The collected album won the fan-determined Fnac-SNCF Essential prize (Audience Award) at the 2011 Angoulême International Comics Festival, subsequently garnering many more international accolades. Sadly, no American publisher was brave enough to tackle the English language translation, but that’s why indie outfits like Canada’s Arsenal Pulp exist…

The story opens as Emma returns to a house she was unceremoniously banished from decades ago. Beloved Clementine is dead, but her last wish was that her one true love have her journals; books which described the thoughts and fears, ambitions and dreams of a confused 15-year old girl who struggled to accept her nature in a toxic school and home environment where loving someone of your own sex was considered an abomination…

Emma stays overnight in a home scarred by tragedy and steeped in tension, repentance and still-undispelled animosity, reading of how, in 1994, fraught and frantic high schooler Clementine saw a girl with blue hair and just couldn’t forget her…

This is a beautiful, simple, evocative and ultimately tragic story about how two very young people fell in love and what eventually happened to them. It’s not polemical or declamatory and doesn’t have points to score.

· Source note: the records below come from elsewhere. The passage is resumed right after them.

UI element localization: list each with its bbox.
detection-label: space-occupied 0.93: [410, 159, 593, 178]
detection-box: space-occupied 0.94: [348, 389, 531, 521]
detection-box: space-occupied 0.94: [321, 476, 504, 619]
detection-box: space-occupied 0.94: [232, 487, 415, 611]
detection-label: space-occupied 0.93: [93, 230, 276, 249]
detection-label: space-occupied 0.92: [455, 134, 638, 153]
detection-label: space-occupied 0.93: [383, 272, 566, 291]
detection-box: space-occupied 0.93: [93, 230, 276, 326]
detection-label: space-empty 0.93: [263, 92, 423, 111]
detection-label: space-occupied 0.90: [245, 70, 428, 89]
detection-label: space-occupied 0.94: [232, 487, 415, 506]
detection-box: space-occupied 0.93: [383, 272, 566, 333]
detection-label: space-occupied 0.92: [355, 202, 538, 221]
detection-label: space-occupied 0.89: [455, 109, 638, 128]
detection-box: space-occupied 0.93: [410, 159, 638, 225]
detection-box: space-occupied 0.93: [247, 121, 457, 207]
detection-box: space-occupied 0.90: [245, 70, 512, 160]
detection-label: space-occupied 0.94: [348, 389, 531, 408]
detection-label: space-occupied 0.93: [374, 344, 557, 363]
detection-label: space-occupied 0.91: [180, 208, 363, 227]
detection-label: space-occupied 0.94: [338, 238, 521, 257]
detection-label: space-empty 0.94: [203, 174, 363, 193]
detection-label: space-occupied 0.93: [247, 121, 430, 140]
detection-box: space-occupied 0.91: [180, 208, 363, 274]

That the Romeo and Juliet are both female is sublimely irrelevant except in the ways and manners it shaped the problems the lovers had to overcome…

Depicted alternately in a beguiling wash of misty full colour and stark dichromatic tones, the images are subdued and enthralling, not dynamic or overblown, and although there are some explicit love scenes, they are vital to the tale’s context and utterly subsumed by the overwhelming tide of elegiac sadness, political and social turmoil and doom-laden mystery which permeates the proceedings.

This is a masterful and compellingly human story that will astound lovers, loving grown-ups and all lovers of comics narrative.